Le prime operazioni di bonifica all'indomani del disastro Farmoplant
Le prime operazioni di bonifica all'indomani del disastro Farmoplant

Massa Carrara, 23 maggio 2019 - Un’altra Farmoplant sotto i nostri piedi. Veleni micidiali: lo dicono le analisi svolte da Arpat su più di 140 pozzi. Sono trascorsi ben 31 anni dall’esplosione dello stabilimento di pesticidi della provincia di Massa Carrara che terrorizzò migliaia di persone. Era la mattina del 17 luglio 1988 quando una nube nera tossica, maleodorante e carica di veleni, si sollevò dagli impianti contenenti il Rogor in fiamme. In poche ore arrivò a oscurare il cielo dell’alto Tirreno, espandendosi per oltre duemila chilometri quadrati, da La Spezia fino a Forte dei Marmi. Città terrorizzate, centinaia di famiglie in fuga. Poche cose raccolte in fretta e poi di corsa, con in braccio i bimbi piccoli. C’era da scappar via, verso i monti. Lontano da quel mostro chiamato Farmoplant che pensavamo di esserci lasciati alle spalle. E invece no.

I veleni del polo chimico della zona industriale apuana non erano scomparsi. Come il peggiore degli incubi, si erano nascosti dove nessuno poteva vederli o sentirli: sotto i nostri piedi. Ce l’abbiamo messa tutta, in trent’anni, per chiudere gli occhi e dormire sogni tranquilli. Ci siamo avvolti nelle calde coperte di progetti di bonifica e accordi di programma, cullati da dolcissime promesse elettorali. Ma sotto il letto, il mostro agiva indisturbato.
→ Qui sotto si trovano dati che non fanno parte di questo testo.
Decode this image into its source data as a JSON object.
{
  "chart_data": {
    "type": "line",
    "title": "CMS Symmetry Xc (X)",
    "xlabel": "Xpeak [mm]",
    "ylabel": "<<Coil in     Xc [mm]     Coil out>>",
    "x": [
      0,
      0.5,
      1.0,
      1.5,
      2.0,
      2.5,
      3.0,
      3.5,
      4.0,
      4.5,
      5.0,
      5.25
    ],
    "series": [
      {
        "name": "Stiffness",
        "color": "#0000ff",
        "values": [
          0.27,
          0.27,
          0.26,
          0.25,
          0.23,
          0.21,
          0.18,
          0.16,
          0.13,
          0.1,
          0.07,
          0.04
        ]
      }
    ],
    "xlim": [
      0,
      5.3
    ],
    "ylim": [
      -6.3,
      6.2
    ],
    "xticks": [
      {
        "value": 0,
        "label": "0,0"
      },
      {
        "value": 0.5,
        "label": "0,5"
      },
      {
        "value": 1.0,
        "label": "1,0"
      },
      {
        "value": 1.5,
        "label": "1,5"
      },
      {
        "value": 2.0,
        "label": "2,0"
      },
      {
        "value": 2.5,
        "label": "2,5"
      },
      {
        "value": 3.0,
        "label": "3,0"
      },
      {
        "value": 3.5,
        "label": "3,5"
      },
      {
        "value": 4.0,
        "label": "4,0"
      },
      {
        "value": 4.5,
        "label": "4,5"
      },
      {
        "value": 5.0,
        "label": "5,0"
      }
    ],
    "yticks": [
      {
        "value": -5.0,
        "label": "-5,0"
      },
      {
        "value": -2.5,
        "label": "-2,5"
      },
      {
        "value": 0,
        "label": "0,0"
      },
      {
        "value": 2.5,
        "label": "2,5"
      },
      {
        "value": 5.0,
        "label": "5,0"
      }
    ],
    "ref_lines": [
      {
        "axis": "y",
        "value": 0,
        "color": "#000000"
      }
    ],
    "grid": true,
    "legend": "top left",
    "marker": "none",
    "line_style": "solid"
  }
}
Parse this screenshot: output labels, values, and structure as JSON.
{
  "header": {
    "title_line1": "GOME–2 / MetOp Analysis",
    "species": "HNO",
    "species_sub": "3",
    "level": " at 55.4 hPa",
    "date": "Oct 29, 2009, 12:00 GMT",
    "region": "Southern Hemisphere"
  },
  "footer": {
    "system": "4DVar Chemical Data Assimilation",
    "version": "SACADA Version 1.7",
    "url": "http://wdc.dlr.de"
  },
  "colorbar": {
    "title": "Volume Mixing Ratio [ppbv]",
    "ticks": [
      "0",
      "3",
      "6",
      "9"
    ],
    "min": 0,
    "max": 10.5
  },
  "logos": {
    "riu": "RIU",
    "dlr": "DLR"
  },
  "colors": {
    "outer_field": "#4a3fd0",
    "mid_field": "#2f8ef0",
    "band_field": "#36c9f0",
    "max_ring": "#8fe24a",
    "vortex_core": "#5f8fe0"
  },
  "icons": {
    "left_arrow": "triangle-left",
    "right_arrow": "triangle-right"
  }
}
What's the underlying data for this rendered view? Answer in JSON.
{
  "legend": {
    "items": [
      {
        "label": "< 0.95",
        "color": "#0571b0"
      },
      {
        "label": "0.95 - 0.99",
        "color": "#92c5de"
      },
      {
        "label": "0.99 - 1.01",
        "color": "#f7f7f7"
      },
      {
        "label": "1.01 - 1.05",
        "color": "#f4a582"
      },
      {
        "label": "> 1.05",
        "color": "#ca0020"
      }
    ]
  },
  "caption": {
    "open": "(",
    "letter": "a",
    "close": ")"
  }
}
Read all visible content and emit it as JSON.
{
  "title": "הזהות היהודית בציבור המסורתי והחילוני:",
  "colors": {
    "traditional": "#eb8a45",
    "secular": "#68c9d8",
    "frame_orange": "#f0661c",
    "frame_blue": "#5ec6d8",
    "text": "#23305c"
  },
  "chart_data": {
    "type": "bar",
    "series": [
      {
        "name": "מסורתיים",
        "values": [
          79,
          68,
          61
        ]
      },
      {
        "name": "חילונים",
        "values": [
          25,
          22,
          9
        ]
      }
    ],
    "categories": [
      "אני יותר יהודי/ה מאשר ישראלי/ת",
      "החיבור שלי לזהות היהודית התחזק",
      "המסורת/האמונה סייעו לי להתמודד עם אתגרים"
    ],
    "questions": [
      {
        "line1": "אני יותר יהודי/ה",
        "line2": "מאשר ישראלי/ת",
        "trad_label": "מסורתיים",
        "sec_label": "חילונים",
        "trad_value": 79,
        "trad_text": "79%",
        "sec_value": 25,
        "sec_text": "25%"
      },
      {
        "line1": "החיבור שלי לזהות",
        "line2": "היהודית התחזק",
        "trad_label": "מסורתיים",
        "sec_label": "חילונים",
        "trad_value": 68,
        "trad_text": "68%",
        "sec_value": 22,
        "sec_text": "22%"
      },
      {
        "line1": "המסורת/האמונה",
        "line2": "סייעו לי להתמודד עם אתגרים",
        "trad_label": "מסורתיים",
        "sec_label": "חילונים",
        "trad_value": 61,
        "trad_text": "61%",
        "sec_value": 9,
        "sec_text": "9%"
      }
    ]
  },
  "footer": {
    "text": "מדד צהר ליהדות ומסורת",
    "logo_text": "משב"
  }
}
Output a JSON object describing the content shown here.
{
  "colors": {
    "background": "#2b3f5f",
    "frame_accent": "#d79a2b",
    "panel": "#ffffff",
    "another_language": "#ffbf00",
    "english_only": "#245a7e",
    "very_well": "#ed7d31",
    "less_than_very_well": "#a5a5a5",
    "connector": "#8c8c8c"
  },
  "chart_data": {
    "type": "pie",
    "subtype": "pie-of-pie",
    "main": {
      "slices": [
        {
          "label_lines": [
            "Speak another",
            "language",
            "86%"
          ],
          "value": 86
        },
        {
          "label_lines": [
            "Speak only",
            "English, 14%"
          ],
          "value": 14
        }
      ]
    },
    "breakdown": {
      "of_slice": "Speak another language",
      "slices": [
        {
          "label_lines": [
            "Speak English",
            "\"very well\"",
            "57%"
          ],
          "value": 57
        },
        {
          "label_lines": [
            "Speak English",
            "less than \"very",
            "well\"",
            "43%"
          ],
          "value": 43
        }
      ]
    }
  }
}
E oggi esplode di nuovo. Una nuova Farmoplant. Per carità, il nome è una suggestione. Quell’azienda è solo una delle tante che potrebbero aver avvelenato Massa Carrara con le sue produzioni nocive.

Aggiungete Rumianca, Cokapuania, Ferroleghe, Fibronit. Tanti piccoli tasselli in un puzzle di veleni rilasciati sul territorio e che oggi ritroviamo diversi metri sotto terra. Sono finiti nelle acque di falda che scorrono dal Carrione al Frigido, dall’Aurelia al mare, per migliaia e migliaia di ettari. Acque che dovrebbero essere utilizzate per irrigare i campi e per le attività industriali, magari per bere o rinfrescarsi nelle giornate più torride. Acque che invece non possono e non devono essere utilizzate, perché sono pericolose per la salute. Contengono metalli pesanti, tracce di pesticidi e tanti altri veleni oltre i limiti di legge, alcuni pure cancerogeni. C’è il cromo esavalente, uno dei più pericolosi, in concentrazioni elevate. Ma ci sono pure solventi clorurati, triclorometano e tetracloroetilene, manganese e arsenico, derivati dagli idrocarburi fra cui toluene e benzene. Termini tecnici che si traducono in veleni per la salute, dentro la falda trent’anni dopo la fine dell’industria chimica. Lo dicono chiaramente le ultime analisi effettuate su 147 pozzi di Massa e Carrara per conto di Sogesid (società in house del Ministero) nei laboratori di Arpat, di cui siamo riusciti a ottenerne un terzo. I risultati impongono ai due Comuni, e alla Regione, di prendere serie decisioni: servirà, con tutta probabilità, un’ordinanza congiunta che obblighi a sigillare centinaia di pozzi lungo tutta l’area inquinata, industriale e residenziale, e vieti di utilizzare l’acqua di falda. Ordinanze che abbiano più incidenza rispetto a quelle già fatte negli anni passati, in gran parte inosservate. Poi servirà una bonifica, lunga e costosa, per la quale non basteranno certamente i 25 milioni di euro già stanziati. Ma è necessario muoversi, prendere decisioni anche difficili e farlo in sinergia. Va cacciato il mostro che vive sotto i nostri piedi.